Biblia

COMMITMENT; LONGING FOR GOD

COMMITMENT;
LONGING FOR GOD

In order to get launched into my message let me introduce a little lady who has been dead for about six hundred years. She once lived and loved and prayed and sang in the city of Norwich, England. This little woman hadn’t much light and she hadn’t any way to get much light, but the beautiful thing about her was that, with what little Biblical light she had, she walked with God so wonderfully close that she became as fragrant as a flower. And long before Reformation times she was in spirit an evangelical. She lived and died and has now been with her Lord nearly six hundred years, but she has left behind her a fragrance of Christ.

England was a better place because this little lady lived. She wrote only one book, a very tiny book that you could slip into your side pocket or your purse, but it’s so flavorful, so divine, so heavenly, that it has made a distinct contribution to the great spiritual literature of the world. The lady to whom I refer is the one called the Lady Julian.

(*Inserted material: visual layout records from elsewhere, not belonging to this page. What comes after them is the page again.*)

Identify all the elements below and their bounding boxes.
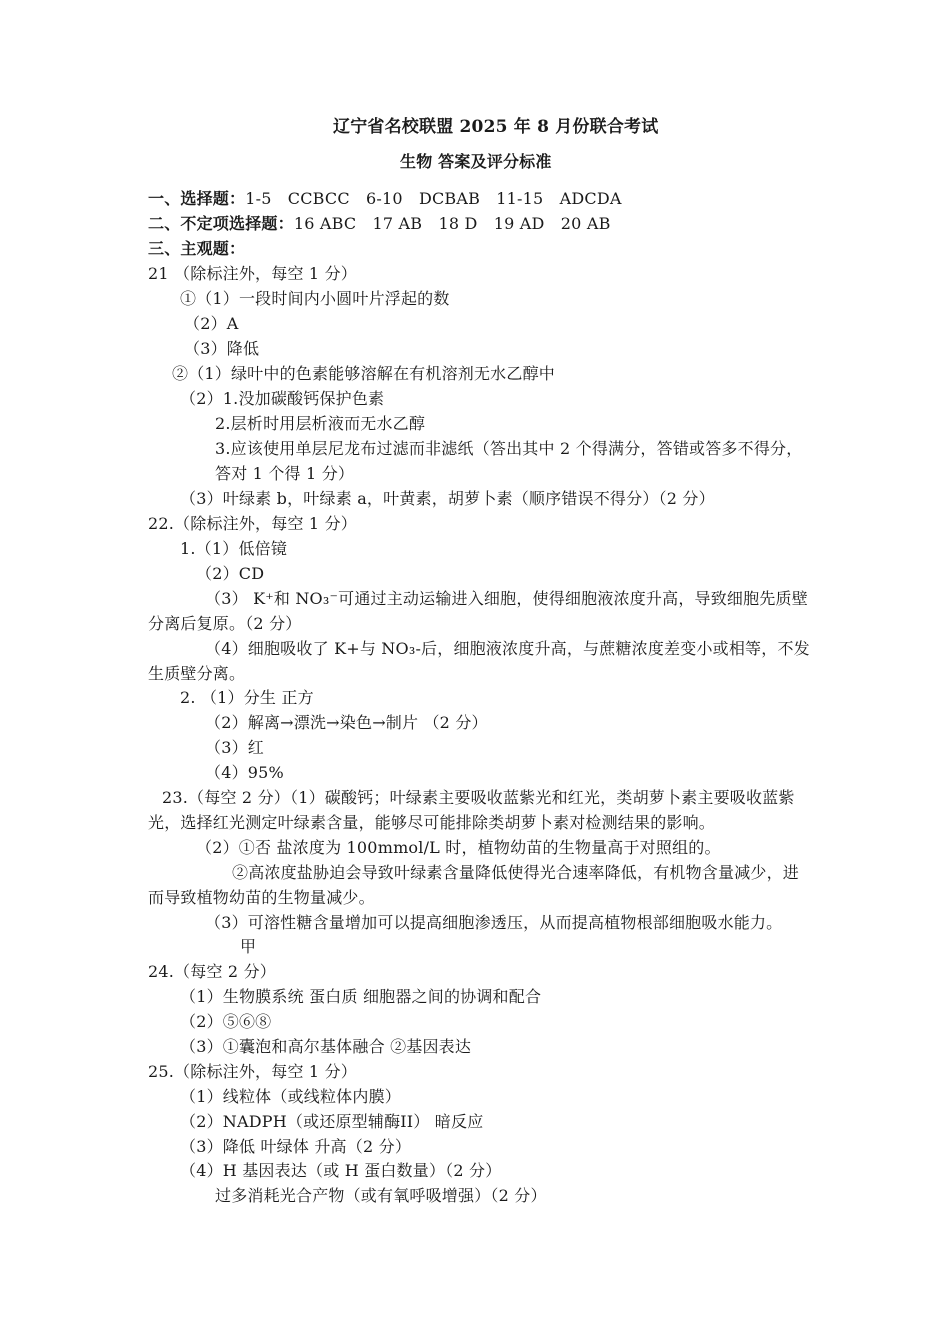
- q22-line: （3）红: [205, 738, 264, 757]
- q23-line: 甲: [240, 937, 257, 956]
- q23-line: （3）可溶性糖含量增加可以提高细胞渗透压，从而提高植物根部细胞吸水能力。: [205, 913, 783, 932]
- q21-line: （2）A: [184, 314, 239, 333]
- q22-line: 1.（1）低倍镜: [180, 539, 288, 558]
- q21-head: 21 （除标注外，每空 1 分）: [148, 264, 357, 283]
- q23-line: 光，选择红光测定叶绿素含量，能够尽可能排除类胡萝卜素对检测结果的影响。: [148, 813, 716, 832]
- q21-line: （2）1.没加碳酸钙保护色素: [180, 389, 385, 408]
- q22-line: 2. （1）分生 正方: [180, 688, 314, 707]
- q22-line: （4）95%: [205, 763, 284, 782]
- q25-line: （4）H 基因表达（或 H 蛋白数量）（2 分）: [180, 1161, 502, 1180]
- page-subtitle: 生物 答案及评分标准: [400, 152, 552, 171]
- q24-line: （1）生物膜系统 蛋白质 细胞器之间的协调和配合: [180, 987, 542, 1006]
- subjective-label: 三、主观题：: [148, 239, 246, 258]
- q22-line: （2）CD: [196, 564, 265, 583]
- q23-line: 23.（每空 2 分）（1）碳酸钙；叶绿素主要吸收蓝紫光和红光，类胡萝卜素主要吸收蓝紫: [162, 788, 795, 807]
- q24-line: （3）①囊泡和高尔基体融合 ②基因表达: [180, 1037, 472, 1056]
- q21-line: （3）降低: [184, 339, 260, 358]
- multi-choice-answers: 16 ABC 17 AB 18 D 19 AD 20 AB: [293, 214, 611, 233]
- q22-head: 22.（除标注外，每空 1 分）: [148, 514, 357, 533]
- multi-choice-section: [148, 214, 611, 234]
- q24-line: （2）⑤⑥⑧: [180, 1012, 272, 1031]
- q22-line: （2）解离→漂洗→染色→制片 （2 分）: [205, 713, 488, 732]
- q24-head: 24.（每空 2 分）: [148, 962, 276, 981]
- q21-line: 3.应该使用单层尼龙布过滤而非滤纸（答出其中 2 个得满分，答错或答多不得分，: [215, 439, 803, 458]
- q25-line: （2）NADPH（或还原型辅酶II） 暗反应: [180, 1112, 484, 1131]
- q22-line: 分离后复原。（2 分）: [148, 614, 302, 633]
- q23-line: （2）①否 盐浓度为 100mmol/L 时，植物幼苗的生物量高于对照组的。: [196, 838, 721, 857]
- q21-line: 答对 1 个得 1 分）: [215, 464, 355, 483]
- choice-label: 一、选择题：: [148, 189, 246, 208]
- q21-line: 2.层析时用层析液而无水乙醇: [215, 414, 426, 433]
- q21-line: （3）叶绿素 b，叶绿素 a，叶黄素，胡萝卜素（顺序错误不得分）（2 分）: [180, 489, 715, 508]
- choice-section: [148, 189, 622, 209]
- q22-line: （3） K⁺和 NO₃⁻可通过主动运输进入细胞，使得细胞液浓度升高，导致细胞先质壁: [205, 589, 808, 608]
- page-title: 辽宁省名校联盟 2025 年 8 月份联合考试: [333, 117, 659, 137]
- q22-line: 生质壁分离。: [148, 664, 246, 683]
- q21-line: ②（1）绿叶中的色素能够溶解在有机溶剂无水乙醇中: [172, 364, 555, 383]
- choice-answers: 1-5 CCBCC 6-10 DCBAB 11-15 ADCDA: [245, 189, 622, 208]
- q21-line: ①（1）一段时间内小圆叶片浮起的数: [180, 289, 450, 308]
- q25-line: （1）线粒体（或线粒体内膜）: [180, 1087, 401, 1106]
- multi-choice-label: 二、不定项选择题：: [148, 214, 294, 233]
- q22-line: （4）细胞吸收了 K+与 NO₃-后，细胞液浓度升高，与蔗糖浓度差变小或相等，不发: [205, 639, 810, 658]
- q25-line: （3）降低 叶绿体 升高（2 分）: [180, 1137, 412, 1156]
- q23-line: 而导致植物幼苗的生物量减少。: [148, 888, 375, 907]
- q23-line: ②高浓度盐胁迫会导致叶绿素含量降低使得光合速率降低，有机物含量减少，进: [232, 863, 800, 882]
- q25-head: 25.（除标注外，每空 1 分）: [148, 1062, 357, 1081]
- q25-line: 过多消耗光合产物（或有氧呼吸增强）（2 分）: [215, 1186, 547, 1205]
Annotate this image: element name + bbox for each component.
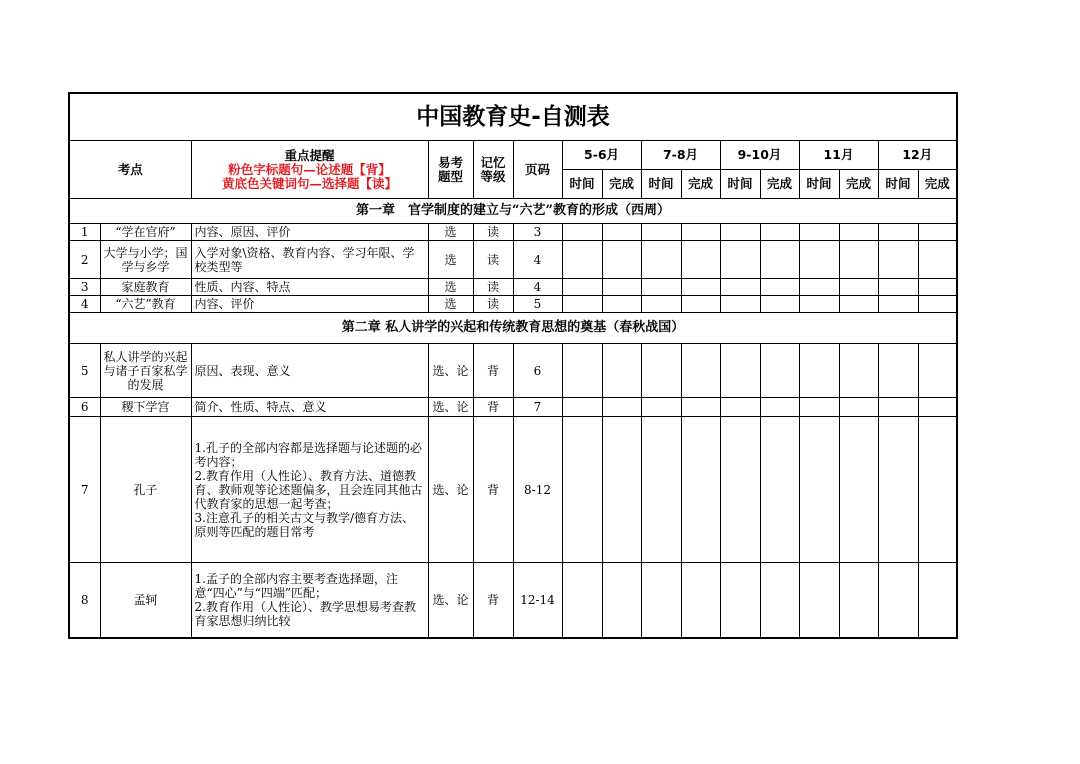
header-done: 完成 — [760, 170, 799, 199]
chapter-2-title: 第二章 私人讲学的兴起和传统教育思想的奠基（春秋战国） — [69, 313, 957, 344]
row-page: 4 — [513, 279, 562, 296]
done-cell[interactable] — [918, 344, 957, 398]
time-cell[interactable] — [720, 417, 760, 563]
time-cell[interactable] — [562, 296, 602, 313]
done-cell[interactable] — [839, 563, 878, 638]
row-topic: 孟轲 — [100, 563, 191, 638]
done-cell[interactable] — [602, 398, 641, 417]
done-cell[interactable] — [602, 279, 641, 296]
done-cell[interactable] — [839, 224, 878, 241]
time-cell[interactable] — [562, 279, 602, 296]
time-cell[interactable] — [720, 241, 760, 279]
header-month-4: 12月 — [878, 141, 957, 170]
desc-line: 2.教育作用（人性论）、教育方法、道德教育、教师观等论述题偏多，且会连同其他古代教育家的思想一起考查； — [194, 468, 423, 511]
row-desc — [191, 563, 428, 638]
row-page: 3 — [513, 224, 562, 241]
time-cell[interactable] — [799, 417, 839, 563]
done-cell[interactable] — [681, 398, 720, 417]
row-number: 3 — [69, 279, 100, 296]
row-desc: 原因、表现、意义 — [191, 344, 428, 398]
header-memory-l2: 等级 — [480, 168, 506, 184]
row-topic: 家庭教育 — [100, 279, 191, 296]
header-time: 时间 — [562, 170, 602, 199]
time-cell[interactable] — [799, 398, 839, 417]
row-topic: “六艺”教育 — [100, 296, 191, 313]
focus-title: 重点提醒 — [284, 147, 335, 163]
time-cell[interactable] — [878, 241, 918, 279]
table-row — [69, 398, 957, 417]
done-cell[interactable] — [602, 224, 641, 241]
done-cell[interactable] — [602, 563, 641, 638]
time-cell[interactable] — [641, 417, 681, 563]
done-cell[interactable] — [760, 344, 799, 398]
table-row — [69, 224, 957, 241]
row-desc — [191, 417, 428, 563]
done-cell[interactable] — [760, 279, 799, 296]
time-cell[interactable] — [799, 241, 839, 279]
self-test-table — [68, 92, 958, 639]
time-cell[interactable] — [878, 279, 918, 296]
done-cell[interactable] — [918, 241, 957, 279]
desc-line: 1.孟子的全部内容主要考查选择题，注意“四心”与“四端”匹配； — [194, 571, 398, 600]
done-cell[interactable] — [760, 224, 799, 241]
row-level: 读 — [473, 296, 513, 313]
row-number: 7 — [69, 417, 100, 563]
row-topic: 大学与小学；国学与乡学 — [100, 241, 191, 279]
time-cell[interactable] — [878, 398, 918, 417]
done-cell[interactable] — [918, 296, 957, 313]
time-cell[interactable] — [720, 563, 760, 638]
done-cell[interactable] — [760, 417, 799, 563]
row-page: 8-12 — [513, 417, 562, 563]
time-cell[interactable] — [641, 344, 681, 398]
header-page: 页码 — [513, 141, 562, 199]
done-cell[interactable] — [760, 398, 799, 417]
done-cell[interactable] — [681, 296, 720, 313]
row-topic: 私人讲学的兴起与诸子百家私学的发展 — [100, 344, 191, 398]
done-cell[interactable] — [681, 563, 720, 638]
time-cell[interactable] — [878, 344, 918, 398]
time-cell[interactable] — [878, 224, 918, 241]
done-cell[interactable] — [681, 344, 720, 398]
time-cell[interactable] — [641, 241, 681, 279]
desc-line: 1.孔子的全部内容都是选择题与论述题的必考内容； — [194, 440, 422, 469]
row-topic: “学在官府” — [100, 224, 191, 241]
time-cell[interactable] — [878, 417, 918, 563]
time-cell[interactable] — [562, 241, 602, 279]
row-number: 2 — [69, 241, 100, 279]
time-cell[interactable] — [720, 279, 760, 296]
row-qtype: 选、论 — [428, 417, 473, 563]
header-time: 时间 — [720, 170, 760, 199]
row-page: 12-14 — [513, 563, 562, 638]
row-number: 8 — [69, 563, 100, 638]
done-cell[interactable] — [602, 417, 641, 563]
time-cell[interactable] — [562, 563, 602, 638]
row-number: 4 — [69, 296, 100, 313]
time-cell[interactable] — [641, 224, 681, 241]
row-level: 背 — [473, 417, 513, 563]
time-cell[interactable] — [641, 398, 681, 417]
done-cell[interactable] — [918, 563, 957, 638]
done-cell[interactable] — [602, 296, 641, 313]
row-topic: 孔子 — [100, 417, 191, 563]
time-cell[interactable] — [799, 224, 839, 241]
table-row — [69, 344, 957, 398]
done-cell[interactable] — [839, 241, 878, 279]
time-cell[interactable] — [720, 224, 760, 241]
time-cell[interactable] — [641, 563, 681, 638]
row-qtype: 选 — [428, 296, 473, 313]
row-number: 1 — [69, 224, 100, 241]
time-cell[interactable] — [641, 279, 681, 296]
page-title: 中国教育史-自测表 — [69, 93, 957, 141]
row-level: 背 — [473, 344, 513, 398]
row-page: 7 — [513, 398, 562, 417]
row-level: 读 — [473, 241, 513, 279]
time-cell[interactable] — [878, 296, 918, 313]
time-cell[interactable] — [562, 224, 602, 241]
row-desc: 入学对象\资格、教育内容、学习年限、学校类型等 — [191, 241, 428, 279]
time-cell[interactable] — [562, 344, 602, 398]
header-done: 完成 — [918, 170, 957, 199]
table-row — [69, 241, 957, 279]
time-cell[interactable] — [799, 279, 839, 296]
done-cell[interactable] — [839, 279, 878, 296]
done-cell[interactable] — [839, 417, 878, 563]
done-cell[interactable] — [918, 279, 957, 296]
row-page: 6 — [513, 344, 562, 398]
done-cell[interactable] — [681, 417, 720, 563]
header-done: 完成 — [681, 170, 720, 199]
row-level: 背 — [473, 398, 513, 417]
done-cell[interactable] — [918, 398, 957, 417]
header-month-2: 9-10月 — [720, 141, 799, 170]
header-time: 时间 — [878, 170, 918, 199]
row-desc: 内容、评价 — [191, 296, 428, 313]
header-time: 时间 — [641, 170, 681, 199]
header-month-1: 7-8月 — [641, 141, 720, 170]
chapter-1-title: 第一章 官学制度的建立与“六艺”教育的形成（西周） — [69, 199, 957, 224]
header-month-0: 5-6月 — [562, 141, 641, 170]
done-cell[interactable] — [839, 398, 878, 417]
done-cell[interactable] — [760, 296, 799, 313]
time-cell[interactable] — [799, 563, 839, 638]
table-row — [69, 296, 957, 313]
done-cell[interactable] — [760, 563, 799, 638]
time-cell[interactable] — [878, 563, 918, 638]
done-cell[interactable] — [602, 344, 641, 398]
header-time: 时间 — [799, 170, 839, 199]
time-cell[interactable] — [641, 296, 681, 313]
done-cell[interactable] — [681, 224, 720, 241]
row-level: 读 — [473, 224, 513, 241]
time-cell[interactable] — [720, 398, 760, 417]
done-cell[interactable] — [681, 279, 720, 296]
time-cell[interactable] — [720, 296, 760, 313]
row-desc: 内容、原因、评价 — [191, 224, 428, 241]
header-memory-l1: 记忆 — [480, 154, 506, 170]
done-cell[interactable] — [918, 224, 957, 241]
table-row — [69, 417, 957, 563]
row-number: 5 — [69, 344, 100, 398]
row-desc: 简介、性质、特点、意义 — [191, 398, 428, 417]
focus-line-1: 粉色字标题句—论述题【背】 — [228, 161, 391, 177]
done-cell[interactable] — [681, 241, 720, 279]
table-row — [69, 279, 957, 296]
header-month-3: 11月 — [799, 141, 878, 170]
done-cell[interactable] — [918, 417, 957, 563]
time-cell[interactable] — [799, 296, 839, 313]
done-cell[interactable] — [839, 344, 878, 398]
header-done: 完成 — [602, 170, 641, 199]
row-qtype: 选 — [428, 279, 473, 296]
row-desc: 性质、内容、特点 — [191, 279, 428, 296]
done-cell[interactable] — [602, 241, 641, 279]
header-done: 完成 — [839, 170, 878, 199]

Before she blossomed out into this radiant, glorious life which made her famous as a great Christian all over her part of the world, she prayed a prayer and God answered. It is this prayer with which I am concerned tonight. The essence of her prayer was this: “O God, please give me three wounds: the wound of contrition and the wound of compassion and the wound of longing after God.” Then she added this little post-script which I think is one of the most beautiful things I have ever read: “This I ask without condition.” She wasn’t dickering with God. She wanted three things and they were all for God’s glory: “I ask this without condition, Father; do what I ask and then send me the bill. Anything that it costs will be all right with me.”

1 Chronicles 4:10; Psalm 42:1–2; Philippians 1:29–30

Man: The Dwelling Place of God, 109, 110.